Vol.2..Norwegian Farmer’s Son..April 26th

April 26th…….“TELL US, GRANDPA, DID YOU ENJOY PLAYING DURING RECESS AT KIESTER PUBLIC SCHOOL? DID YOU EVER GET HURT OR CUT DURING YOUR RECESS TIMES”?

“I GOT IT!! I GOT IT”!!!, or so I thought, as my Kickball outfield team members backed off for me to make the catch and put out the kicker who was just launching himself from Homeplate towards First Base.

Except for the winter months, when heavy snow made this sport unplayable (or at least unenjoyable), Kickball was easily the most dominant choice for us Grade School boys at Kiester Public School. We were avid (almost rabid) devotees that relished the joys of this game at almost every recess. We little, pre-hormonal, boys would be “chompin’ at the bit” and all fidgeting in line in high anticipation of our teacher saying, “You’re now excused to recess”!!! Down that second floor stairwell we guys would fly, missing most of the steps, as we burst out those west-facing doors and out on the playground to choose up teams as fast as we could.

To the right of the red arrow, under Elliott’s name, is the little roof that Elliott climbed up onto to retrieve that Kickball

Recess was the “holy grail” of our kinetic kid kingdom in those memory lane days. Our school was blessed with a far-reaching, expansive paved play area that surrounded the large, red Future Farmers Of America educational workshop and classrooms building. The long, silver-roofed edifice had a small, adjoining room that jutted out to the west of the main structure.

Home Plate, for our legendary Kick Ball games was always located at the south end of the playground and we’d kick that tortured red rubber ball (or a soccer ball) towards the north “outfield”, then, the kicker would run the bases, just like the game of baseball.

Up to kick, that day, were some of our muscle guys like Doug Trytten, or Steve Rebelein or one of the Pederson boys. Being that the majority of us school boys were farm kids, we often wore the ankle-high leather work boots from our respective farms. Those leather boots made the kicking of that ball a sheer pleasure in those exciting, fun-filled times. One of those aforementioned “heavy hitters” was up to the plate on that occasion when our pitcher person carefully rolled the ball in the kicker’s direction. A “Tahwanga-POW”!!!! resonated from the connection of rubber and boot leather as that kickball acted like a rocket leaving Cape Canaveral!!! “I GOT IT!!, I GOT IT”!!!! came my bellowing voice in the outfield as I felt I could be below that ball as it began its descent back to earth.

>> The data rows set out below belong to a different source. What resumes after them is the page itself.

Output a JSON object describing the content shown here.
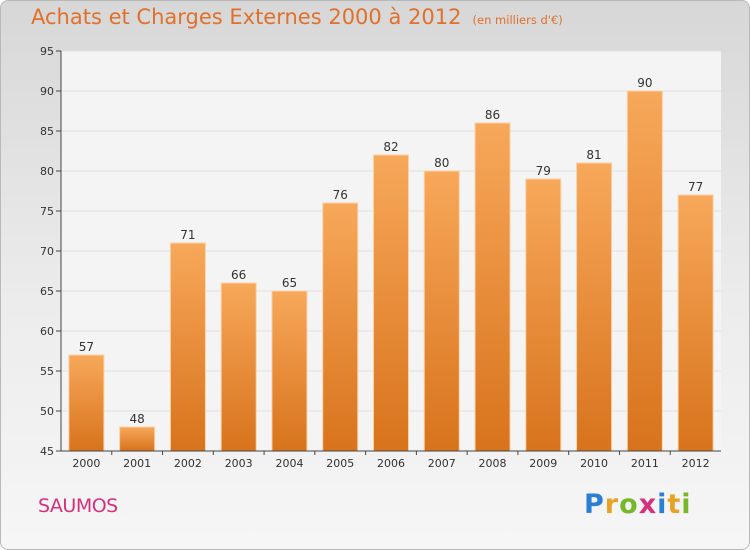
{
  "title": "Achats et Charges Externes 2000 à 2012",
  "subtitle": "(en milliers d'€)",
  "commune": "SAUMOS",
  "logo": {
    "text": "Proxiti"
  },
  "colors": {
    "bar_top": "#f7a85a",
    "bar_bottom": "#d8731c",
    "title": "#e0702a",
    "commune": "#d6307c"
  },
  "chart_data": {
    "type": "bar",
    "title": "Achats et Charges Externes 2000 à 2012",
    "subtitle": "(en milliers d'€)",
    "categories": [
      "2000",
      "2001",
      "2002",
      "2003",
      "2004",
      "2005",
      "2006",
      "2007",
      "2008",
      "2009",
      "2010",
      "2011",
      "2012"
    ],
    "values": [
      57,
      48,
      71,
      66,
      65,
      76,
      82,
      80,
      86,
      79,
      81,
      90,
      77
    ],
    "ylim": [
      45,
      95
    ],
    "yticks": [
      45,
      50,
      55,
      60,
      65,
      70,
      75,
      80,
      85,
      90,
      95
    ],
    "grid": true,
    "xlabel": "",
    "ylabel": ""
  }
}
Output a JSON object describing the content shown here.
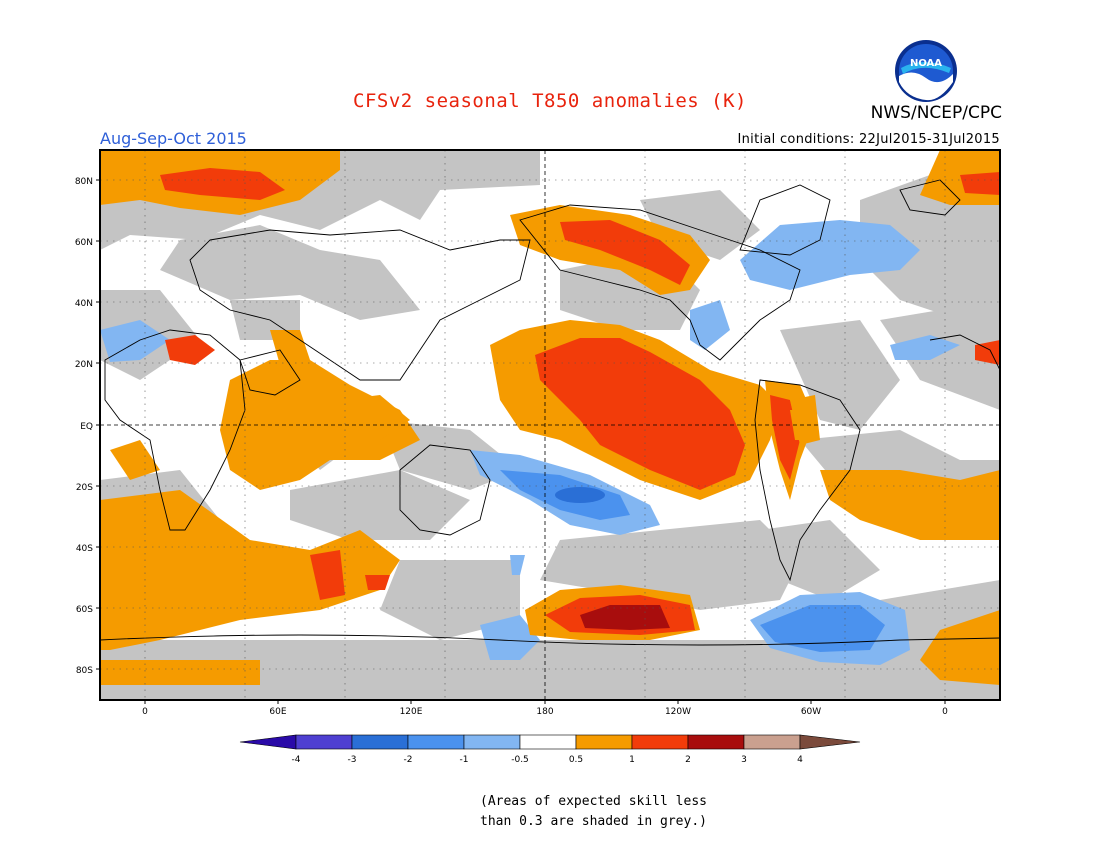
{
  "header": {
    "title": "CFSv2 seasonal T850 anomalies (K)",
    "agency": "NWS/NCEP/CPC",
    "logo_text": "NOAA",
    "season": "Aug-Sep-Oct 2015",
    "initial_conditions": "Initial conditions: 22Jul2015-31Jul2015"
  },
  "map": {
    "lat_labels": [
      "80N",
      "60N",
      "40N",
      "20N",
      "EQ",
      "20S",
      "40S",
      "60S",
      "80S"
    ],
    "lon_labels": [
      "0",
      "60E",
      "120E",
      "180",
      "120W",
      "60W",
      "0"
    ]
  },
  "colorbar": {
    "labels": [
      "-4",
      "-3",
      "-2",
      "-1",
      "-0.5",
      "0.5",
      "1",
      "2",
      "3",
      "4"
    ],
    "colors": [
      "#2a0aa8",
      "#4e3fd1",
      "#2a6fd6",
      "#4b92ee",
      "#82b6f2",
      "#ffffff",
      "#f59b00",
      "#f23c0a",
      "#a80d0d",
      "#caa08f",
      "#7b4a3b"
    ],
    "grey": "#c4c4c4"
  },
  "note": {
    "line1": "(Areas of expected skill less",
    "line2": "than 0.3 are shaded in grey.)"
  }
}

My flyball catch satisfaction was stolen from me when that rubber ball landed on top of the Future Farmers of America class building and rolled on down and onto the small classroom roof that jutted out from the west side of that building. Well, being the young monkey that I was, I wasn’t about to wait around forever for “Pud” Bufkin (our custodian) to bring out a ladder to climb up and retrieve that ball. Heck, half of our playtime would be consumed in waiting for that to happen. {{{ IDEA }}}!!! I know, I’ll just shinny up the rain gutter at the corner of that structure and I’ll get that ball down all by myself. Faster than a midget’s burp, I was up on top of that roof, grabbed the rubber ball and flung it back to the pitcher for the game to continue.

You can still see the white rain gutter, at the corner of that little building. that Elliott slid down on and sliced open his hand that day during the Kickball game at Kiester Public School in Kiester, Minnesota.

Having monkey-shined my way UP to the roof, it was time to make a monkey-wiggle DOWN from the roof, ya? What I didn’t plan on was gravity speeding up that process to the bloody chagrin of my poor left hand. “Haste makes waste”, ya know, and that day I “wasted” a bunch of blood as the palm heel/base of my left hand got caught on some razor-sharp metal bracketing that held the gutter up tight against the wall of the FFA’s abode. It all happened in the blink of an eye, so when I landed on the ground, I inspected my profusely bleeding hand and found that the knife-like bracket had sliced way up into the actual palm of my hand, thus allowing me to peel back my palm’s flesh in a major slab of bloody mess. Such was one of those memorable playground adventures for this Norwegian Farmer’s Son!!!!